Kindicted: Did you have to have any speech training, or work with a linguist?
Tom: No, my speech training was all on the job over the years during broadcasting jobs, and many hours listening to recordings of myself and being hyper-critical. The most important element in learning to be good at voice-overs is not how well you talk, but how well you listen to yourself and others.

Kindicted: Do you use your voice talents for audiobooks?
Tom: I have never done an audiobook. I’ve done many types of narration over the years, but never an audiobook. I do listen to them quite often though, and there are some remarkable voice talents out there who read them. I love listening to their presentations.

Kindicted: Are you in demand for other roles (TV, radio, Internet etc.) based on your voice work?
Tom: I’ve done numerous radio and TV commercials over the years, along with many projects for the Internet, training videos, cartoon characters, corporate presentations, movie trailers, and literally thousands of other projects. Now people mainly know me as the phone voice they speak to when they call Bank of America, United, Apple, CVS, and many more. And my TTS voice is the voice of Onstar’s GPS, the National Weather Service, the Phoenix Airport, and of course, the Kindle. 

Kindicted: The Kindle didn't pronounce ‘Obama’ properly - did you have to record that one?
Tom: I actually read about that on my Kindle when the story came out. No, I didn’t re-record it, so they must have fixed it somehow in the technology. I’m glad they did.

Kindicted: For TTS, are you still asked to record new words, diphones, and phrases, or is your body of work large enough that no additional pronunciation is required?
Tom: I’m sure at some point we’ll record some more phrases, but currently I think we’re all set.

Kindicted: Do you still plan to market your voice, or are you concentrating on other endeavors?
Tom: I’m always open to new projects and ideas. I’m lucky in that I have a lot of clients who rely on me at the present moment, but I’m always up for new challenges.
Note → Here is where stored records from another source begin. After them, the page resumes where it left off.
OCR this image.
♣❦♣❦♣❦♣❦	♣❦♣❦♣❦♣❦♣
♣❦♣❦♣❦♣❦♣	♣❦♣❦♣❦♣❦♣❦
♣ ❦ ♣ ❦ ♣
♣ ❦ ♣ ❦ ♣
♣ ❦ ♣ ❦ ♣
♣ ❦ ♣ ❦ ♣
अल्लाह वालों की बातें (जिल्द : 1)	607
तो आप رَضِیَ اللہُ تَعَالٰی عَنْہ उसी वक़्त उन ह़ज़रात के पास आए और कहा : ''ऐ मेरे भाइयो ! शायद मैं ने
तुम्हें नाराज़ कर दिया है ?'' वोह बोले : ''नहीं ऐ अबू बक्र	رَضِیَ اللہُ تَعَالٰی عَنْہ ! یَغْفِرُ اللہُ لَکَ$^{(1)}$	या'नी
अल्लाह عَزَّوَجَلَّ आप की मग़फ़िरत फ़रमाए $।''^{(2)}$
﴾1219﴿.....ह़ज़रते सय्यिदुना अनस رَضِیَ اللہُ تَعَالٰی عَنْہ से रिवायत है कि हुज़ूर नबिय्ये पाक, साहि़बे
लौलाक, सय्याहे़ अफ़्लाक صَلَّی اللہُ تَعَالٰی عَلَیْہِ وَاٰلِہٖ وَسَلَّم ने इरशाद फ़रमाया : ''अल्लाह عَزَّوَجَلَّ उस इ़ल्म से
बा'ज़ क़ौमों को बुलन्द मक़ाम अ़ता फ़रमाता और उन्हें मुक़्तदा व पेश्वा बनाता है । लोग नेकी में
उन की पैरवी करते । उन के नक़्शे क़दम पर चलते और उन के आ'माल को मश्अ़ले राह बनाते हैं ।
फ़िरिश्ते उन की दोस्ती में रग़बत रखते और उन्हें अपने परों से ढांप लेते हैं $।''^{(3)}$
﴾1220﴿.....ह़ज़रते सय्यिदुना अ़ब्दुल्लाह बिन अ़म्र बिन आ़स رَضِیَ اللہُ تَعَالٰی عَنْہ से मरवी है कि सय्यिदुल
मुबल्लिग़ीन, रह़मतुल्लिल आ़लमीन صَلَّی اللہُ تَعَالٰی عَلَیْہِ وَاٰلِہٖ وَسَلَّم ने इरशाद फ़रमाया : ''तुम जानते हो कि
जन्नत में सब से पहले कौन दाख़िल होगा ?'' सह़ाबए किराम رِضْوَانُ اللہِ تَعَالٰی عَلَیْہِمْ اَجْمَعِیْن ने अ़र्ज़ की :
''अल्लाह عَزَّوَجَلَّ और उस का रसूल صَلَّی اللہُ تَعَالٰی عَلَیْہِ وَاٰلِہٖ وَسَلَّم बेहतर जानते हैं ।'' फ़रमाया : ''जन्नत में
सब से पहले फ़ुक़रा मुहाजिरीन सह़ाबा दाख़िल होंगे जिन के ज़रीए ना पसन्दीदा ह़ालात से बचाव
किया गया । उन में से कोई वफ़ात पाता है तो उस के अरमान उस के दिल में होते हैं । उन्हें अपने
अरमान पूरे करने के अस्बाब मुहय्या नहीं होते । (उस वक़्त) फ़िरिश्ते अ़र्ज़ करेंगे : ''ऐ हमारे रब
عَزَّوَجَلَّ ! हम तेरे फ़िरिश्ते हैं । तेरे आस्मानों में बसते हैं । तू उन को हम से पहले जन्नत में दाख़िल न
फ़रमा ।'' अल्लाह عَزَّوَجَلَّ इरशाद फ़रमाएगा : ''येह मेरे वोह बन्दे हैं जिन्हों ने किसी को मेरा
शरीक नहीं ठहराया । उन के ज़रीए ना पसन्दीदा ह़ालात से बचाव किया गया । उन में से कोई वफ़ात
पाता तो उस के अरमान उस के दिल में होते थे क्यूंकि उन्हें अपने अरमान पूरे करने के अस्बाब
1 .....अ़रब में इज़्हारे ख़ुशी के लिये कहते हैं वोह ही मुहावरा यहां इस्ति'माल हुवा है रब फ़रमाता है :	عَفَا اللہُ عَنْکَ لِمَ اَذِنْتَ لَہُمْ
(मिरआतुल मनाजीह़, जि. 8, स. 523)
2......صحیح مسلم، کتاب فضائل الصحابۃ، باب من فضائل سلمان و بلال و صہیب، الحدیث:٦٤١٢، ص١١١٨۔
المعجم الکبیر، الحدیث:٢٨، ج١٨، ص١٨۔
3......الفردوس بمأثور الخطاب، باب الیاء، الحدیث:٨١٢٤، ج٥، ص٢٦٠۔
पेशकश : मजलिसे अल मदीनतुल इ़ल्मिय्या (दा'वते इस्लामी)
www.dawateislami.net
I’m still a musician at heart, and I just released a brand new album called “Blue You’ll Do”, which is available at Amazon, iTunes and I’m really happy with the way it turned out, and the reaction so far has been fabulous. This particular album features a unique baritone acoustic guitar, which I bought last year. It has an unusual custom tuning, so it’s half guitar and half bass. I’ve never heard anything like it on a singer-songwriter record. Right now I’m concentrating on promoting that and hopefully getting it into the ears of as many people as possible.

Kindicted: People can still tell that your voice is computer-driven; how long do you feel it will be before a computer-controlled voice will be indistinguishable from a human one?
Tom: That’s a good question. As someone who speaks for a living, I believe there is a human dimension to speech that can never really be replicated by a machine completely. But who knows?
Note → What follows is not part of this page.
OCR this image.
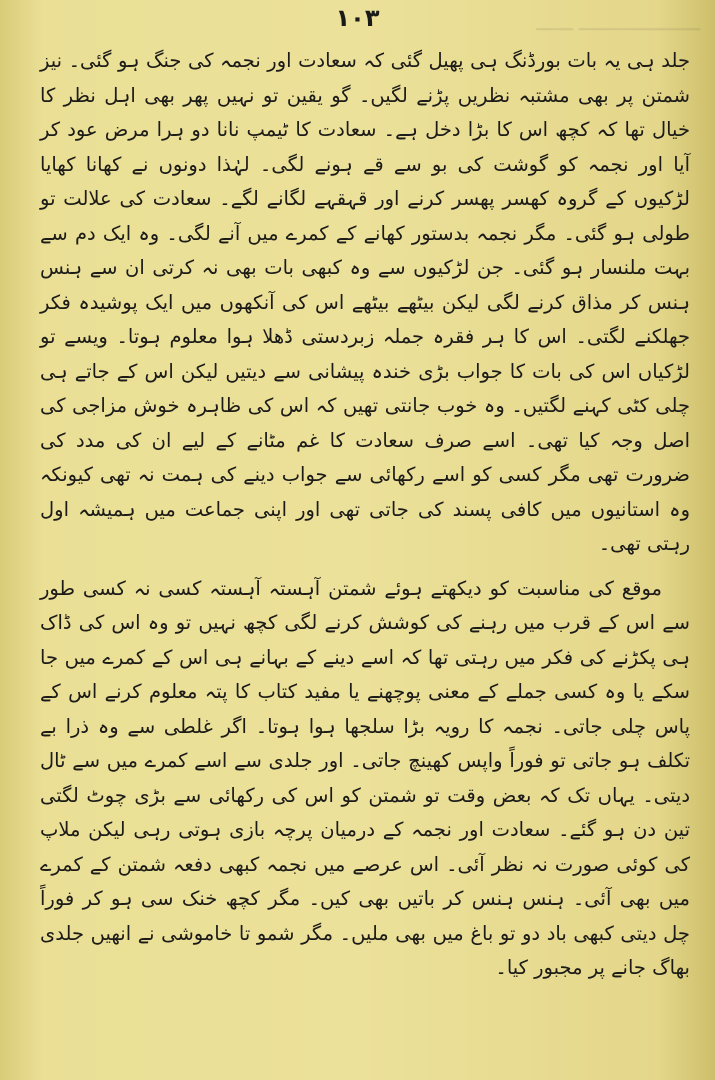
ـــــــــــــــــــــــ ـــــــ
١٠٣

جلد ہی یہ بات بورڈنگ ہی پھیل گئی کہ سعادت اور نجمہ کی جنگ ہو گئی۔ نیز شمتن پر بھی مشتبہ نظریں پڑنے لگیں۔ گو یقین تو نہیں پھر بھی اہل نظر کا خیال تھا کہ کچھ اس کا بڑا دخل ہے۔ سعادت کا ٹیمپ نانا دو ہرا مرض عود کر آیا اور نجمہ کو گوشت کی بو سے قے ہونے لگی۔ لہٰذا دونوں نے کھانا کھایا لڑکیوں کے گروہ کھسر پھسر کرنے اور قہقہے لگانے لگے۔ سعادت کی علالت تو طولی ہو گئی۔ مگر نجمہ بدستور کھانے کے کمرے میں آنے لگی۔ وہ ایک دم سے بہت ملنسار ہو گئی۔ جن لڑکیوں سے وہ کبھی بات بھی نہ کرتی ان سے ہنس ہنس کر مذاق کرنے لگی لیکن بیٹھے بیٹھے اس کی آنکھوں میں ایک پوشیدہ فکر جھلکنے لگتی۔ اس کا ہر فقرہ جملہ زبردستی ڈھلا ہوا معلوم ہوتا۔ ویسے تو لڑکیاں اس کی بات کا جواب بڑی خندہ پیشانی سے دیتیں لیکن اس کے جاتے ہی چلی کٹی کہنے لگتیں۔ وہ خوب جانتی تھیں کہ اس کی ظاہرہ خوش مزاجی کی اصل وجہ کیا تھی۔ اسے صرف سعادت کا غم مٹانے کے لیے ان کی مدد کی ضرورت تھی مگر کسی کو اسے رکھائی سے جواب دینے کی ہمت نہ تھی کیونکہ وہ استانیوں میں کافی پسند کی جاتی تھی اور اپنی جماعت میں ہمیشہ اول رہتی تھی۔

موقع کی مناسبت کو دیکھتے ہوئے شمتن آہستہ آہستہ کسی نہ کسی طور سے اس کے قرب میں رہنے کی کوشش کرنے لگی کچھ نہیں تو وہ اس کی ڈاک ہی پکڑنے کی فکر میں رہتی تھا کہ اسے دینے کے بہانے ہی اس کے کمرے میں جا سکے یا وہ کسی جملے کے معنی پوچھنے یا مفید کتاب کا پتہ معلوم کرنے اس کے پاس چلی جاتی۔ نجمہ کا رویہ بڑا سلجھا ہوا ہوتا۔ اگر غلطی سے وہ ذرا بے تکلف ہو جاتی تو فوراً واپس کھینچ جاتی۔ اور جلدی سے اسے کمرے میں سے ٹال دیتی۔ یہاں تک کہ بعض وقت تو شمتن کو اس کی رکھائی سے بڑی چوٹ لگتی تین دن ہو گئے۔ سعادت اور نجمہ کے درمیان پرچہ بازی ہوتی رہی لیکن ملاپ کی کوئی صورت نہ نظر آئی۔ اس عرصے میں نجمہ کبھی دفعہ شمتن کے کمرے میں بھی آئی۔ ہنس ہنس کر باتیں بھی کیں۔ مگر کچھ خنک سی ہو کر فوراً چل دیتی کبھی باد دو تو باغ میں بھی ملیں۔ مگر شمو تا خاموشی نے انھیں جلدی بھاگ جانے پر مجبور کیا۔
Kindicted: From a personal point of view, do you feel that the ever-increasing use of electronics and electronic communication enriches people's lives, or does it dehumanize to a degree?
Tom: I love technology. Technology allows me to reach millions of people with my music digitally, and it allows me to do my voice-over work from virtually anywhere. Like anything, it has the potential for good and bad in it depending on what it’s used for. But that’s human nature in a nutshell too. I do know what you mean about dehumanizing with all the devices, but hopefully it’s also opening up channels for people to connect in new and beneficial ways too.
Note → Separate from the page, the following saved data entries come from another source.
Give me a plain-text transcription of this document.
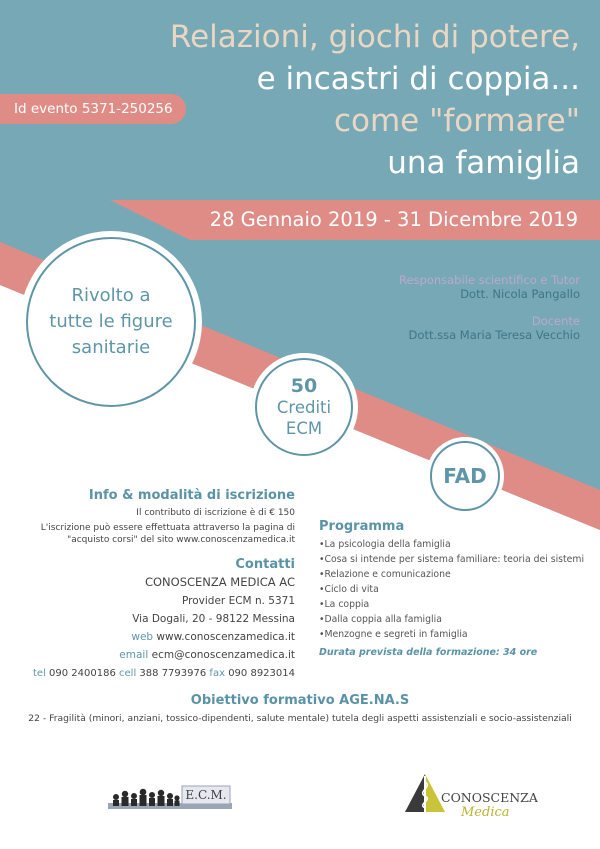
Id evento 5371-250256
Relazioni, giochi di potere,
e incastri di coppia...
come "formare"
una famiglia
28 Gennaio 2019 - 31 Dicembre 2019
Rivolto a
tutte le figure
sanitarie
50
Crediti
ECM
FAD
Responsabile scientifico e Tutor
Dott. Nicola Pangallo
Docente
Dott.ssa Maria Teresa Vecchio
Info & modalità di iscrizione
Il contributo di iscrizione è di € 150
L'iscrizione può essere effettuata attraverso la pagina di
"acquisto corsi" del sito www.conoscenzamedica.it
Contatti
CONOSCENZA MEDICA AC
Provider ECM n. 5371
Via Dogali, 20 - 98122 Messina
web www.conoscenzamedica.it
email ecm@conoscenzamedica.it
tel 090 2400186 cell 388 7793976 fax 090 8923014
Programma
• La psicologia della famiglia
• Cosa si intende per sistema familiare: teoria dei sistemi
• Relazione e comunicazione
• Ciclo di vita
• La coppia
• Dalla coppia alla famiglia
• Menzogne e segreti in famiglia
Durata prevista della formazione: 34 ore
Obiettivo formativo AGE.NA.S
22 - Fragilità (minori, anziani, tossico-dipendenti, salute mentale) tutela degli aspetti assistenziali e socio-assistenziali
E.C.M.	CONOSCENZA
Medica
Kindicted: Do you ever see a day when computers will be the norm for writing and performing music - including singing?
Tom: Wow, I hope not. I guess to some degree it already is the norm. Singers are made to sound more ‘computerized’ with the Auto-Tune effect. I hope we always value real musicians, singers, and songwriters because that’s really at the core of who we are as human beings.

Kindicted: Tom, thanks for taking the time out to answer a few questions. Best of luck with your new album.